Hessisches Energieprogramm als Chance für Mittelstand und Handwerk

"Aus 2 wurden 17 Milliarden Euro"

In der mittelständischen Industrie nimmt offenbar das Interesse an den erneuerbaren Energien stetig zu. Auf einem von der hessischen Landtagsfraktion der SPD ausgerichteten Forum zum Thema "Neue Energie für den Mittelstand" hat sich für den Energiepolitiker Hermann Scheer gezeigt, dass Handwerk und mittelständische Industrie in Hessen große Hoffnungen auf das angekündigte Energie-Programm setzen, das ein Umsteuern auf 100 Prozent Erneuerbare Energie vorsieht.

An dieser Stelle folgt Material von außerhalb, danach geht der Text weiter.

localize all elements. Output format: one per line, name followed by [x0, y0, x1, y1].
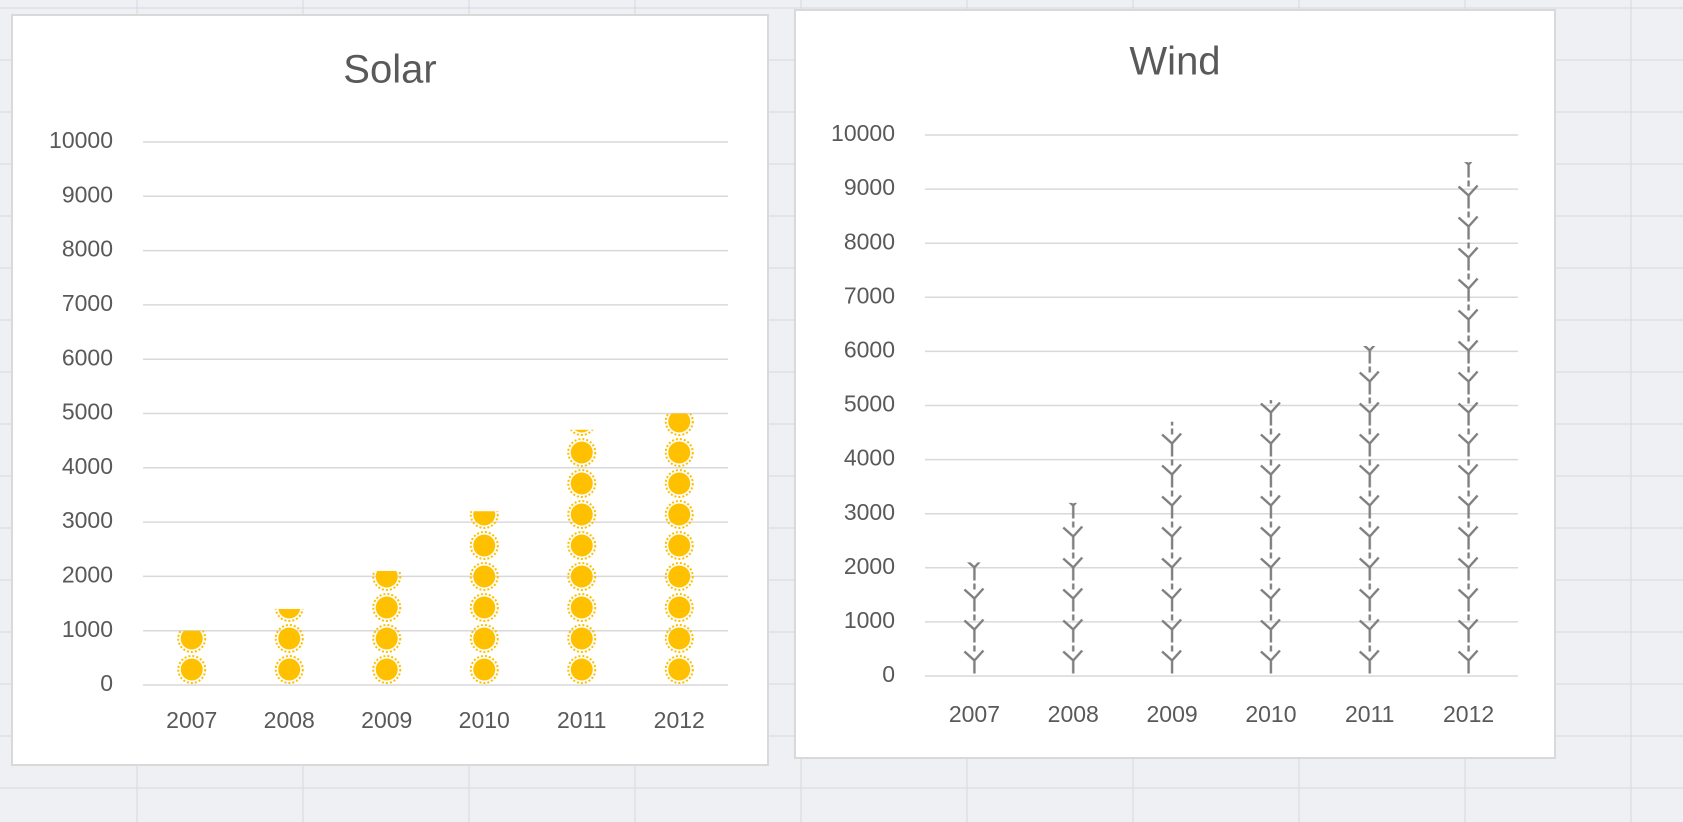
bar — [1345, 345, 1395, 676]
y-tick-label: 7000 — [844, 282, 895, 308]
bar — [1246, 400, 1296, 676]
y-tick-label: 10000 — [831, 120, 895, 146]
y-tick-label: 1000 — [62, 616, 113, 642]
x-tick-label: 2012 — [654, 707, 705, 733]
x-tick-label: 2012 — [1443, 701, 1494, 727]
y-tick-label: 8000 — [844, 228, 895, 254]
y-tick-label: 3000 — [844, 499, 895, 525]
x-tick-label: 2008 — [264, 707, 315, 733]
y-tick-label: 0 — [100, 670, 113, 696]
y-tick-label: 8000 — [62, 236, 113, 262]
y-tick-label: 7000 — [62, 290, 113, 316]
x-tick-label: 2007 — [166, 707, 217, 733]
y-tick-label: 3000 — [62, 507, 113, 533]
x-tick-label: 2009 — [361, 707, 412, 733]
bar — [264, 608, 314, 685]
y-tick-label: 5000 — [844, 391, 895, 417]
y-tick-label: 1000 — [844, 607, 895, 633]
bar — [949, 562, 1000, 676]
y-tick-label: 2000 — [844, 553, 895, 579]
x-tick-label: 2008 — [1048, 701, 1099, 727]
bar — [654, 413, 704, 685]
y-tick-label: 4000 — [62, 453, 113, 479]
chart-title: Solar — [343, 48, 436, 92]
bar — [459, 511, 509, 685]
y-tick-label: 0 — [882, 661, 895, 687]
y-tick-label: 5000 — [62, 399, 113, 425]
bar — [362, 570, 412, 685]
x-tick-label: 2010 — [459, 707, 510, 733]
x-tick-label: 2007 — [949, 701, 1000, 727]
bar — [557, 429, 607, 685]
bar — [1147, 421, 1197, 676]
x-tick-label: 2011 — [557, 707, 606, 733]
y-tick-label: 10000 — [49, 127, 113, 153]
bar — [1443, 162, 1494, 677]
chart-title: Wind — [1129, 40, 1220, 84]
x-tick-label: 2011 — [1345, 701, 1394, 727]
y-tick-label: 9000 — [62, 181, 113, 207]
x-tick-label: 2009 — [1146, 701, 1197, 727]
y-tick-label: 9000 — [844, 174, 895, 200]
bar — [167, 630, 217, 685]
y-tick-label: 4000 — [844, 445, 895, 471]
y-tick-label: 2000 — [62, 561, 113, 587]
bar — [1048, 502, 1098, 676]
y-tick-label: 6000 — [62, 344, 113, 370]
y-tick-label: 6000 — [844, 336, 895, 362]
x-tick-label: 2010 — [1245, 701, 1296, 727]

"Es besteht überhaupt kein Zweifel an der Wertschöpfungs- und Beschäftigungswirkung unseres Programms, und dies vor allem regional", sagte Scheer vor etwa 100 Teilnehmern aus der mittelständischen Wirtschaft, dem Handwerk, aus kommunalen Betrieben und Interessenverbänden, diskutierten Fachleute aus Industrie, Handwerk, Forschung und Politik über Chancen aus Förderung und Einsatz Erneuerbarer Energien. Es herrschte offenbar große Einigkeit unter den Teilnehmern in der Einschätzung, dass eine dezentrale Energieerzeugung und -versorgung die regionale Produktion stärke. Nicht nur das hessische Handwerk hält nach Einschätzung von Scheer erneuerbare Energien für ökologisch und ökonomisch sinnvoll und notwendig. "Hier wird das Potenzial erkannt."

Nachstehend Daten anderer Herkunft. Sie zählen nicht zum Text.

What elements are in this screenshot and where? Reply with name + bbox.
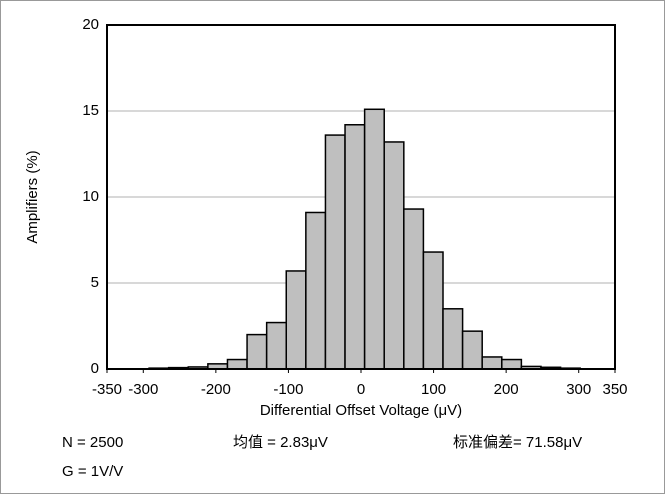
annotation: 标准偏差= 71.58μV — [453, 434, 582, 451]
y-tick-label: 20 — [82, 16, 99, 33]
bar — [422, 251, 444, 370]
bar — [501, 358, 523, 370]
bar — [265, 321, 288, 370]
x-tick-label: 300 — [566, 381, 591, 398]
bar — [363, 108, 385, 370]
y-tick-label: 0 — [91, 360, 99, 377]
bar — [246, 333, 268, 370]
y-tick-label: 5 — [91, 274, 99, 291]
bar — [383, 141, 405, 370]
bar — [442, 308, 464, 370]
x-tick-label: -100 — [273, 381, 303, 398]
bar — [461, 330, 483, 370]
annotation: 均值 = 2.83μV — [233, 434, 328, 451]
bar — [403, 208, 425, 370]
x-axis-label: Differential Offset Voltage (μV) — [260, 402, 462, 419]
x-tick-label: -300 — [128, 381, 158, 398]
y-tick-label: 15 — [82, 102, 99, 119]
x-tick-label: 100 — [421, 381, 446, 398]
x-tick-label: 0 — [357, 381, 365, 398]
bar — [481, 356, 503, 370]
plot-frame — [106, 24, 616, 370]
y-axis-label: Amplifiers (%) — [24, 150, 41, 243]
x-tick-label: -350 — [92, 381, 122, 398]
annotation: N = 2500 — [62, 434, 123, 451]
bar — [305, 211, 327, 370]
x-tick-label: 200 — [494, 381, 519, 398]
y-tick-label: 10 — [82, 188, 99, 205]
bar — [226, 358, 248, 370]
x-tick-label: 350 — [602, 381, 627, 398]
bar — [285, 270, 307, 370]
x-tick-label: -200 — [201, 381, 231, 398]
annotation: G = 1V/V — [62, 463, 123, 480]
bar — [344, 124, 366, 370]
bar — [324, 134, 346, 370]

Einigkeit besteht nach Auffassung des SPD-Politikers auch in der Einschätzung der Rolle der Landespolitik. Die Politik müsse positive Rahmenbedingungen schaffen und Entwicklungshemmnisse abbauen. Allgemein werde die Öffentliche Hand in der Vorreiterrolle gesehen, aus der heraus vorbildhaft gehandelt werden müsse. "Die energetische Sanierung der öffentlichen Gebäude beispielsweise wäre eine Aufgabe mit enormer Arbeitsplatz sichernder und –schaffender Wirkung."

Hervorgehoben wurde auf dem Forum auch, dass die Kreditanstalt für Wiederaufbau (KfW) seit Jahren einer der weltweit größten Förderer erneuerbarer Energien sei. Die KfW unterstütze seit einiger Zeit massiv kleine und mittelständische Unternehmen dieser Branche.

Die Teilnehmer diskutierten auch über die Forderung nach einem speziellen Fortbildungsprogramm für das Handwerk, die Verwertung organischer Abfälle zur Energieerzeugung als kommunale Pflichtaufgabe, die Einrichtung einer Koordinationsstelle zur Vernetzung aller Bereiche von Forschung bis Produktion sowie über die Rückführung der noch in Konzerneigentum befindlichen Leitungsnetze in kommunale Trägerschaft.

"Kurzfristig", so die Überzeugung von Scheer, "wird der Staat über den Multiplikatoreffekt ein Vielfaches dessen einnehmen, was er zuvor ausgegeben hat. Das 100.000-Dächer-Programm der Bundesregierung ist dafür ein gutes Beispiel. Aus einem Fördervolumen von 2 Milliarden Euro entstanden 300.000 - 350.000 neue Arbeitsplätze und eine Investitionssumme von 17 Milliarden Euro."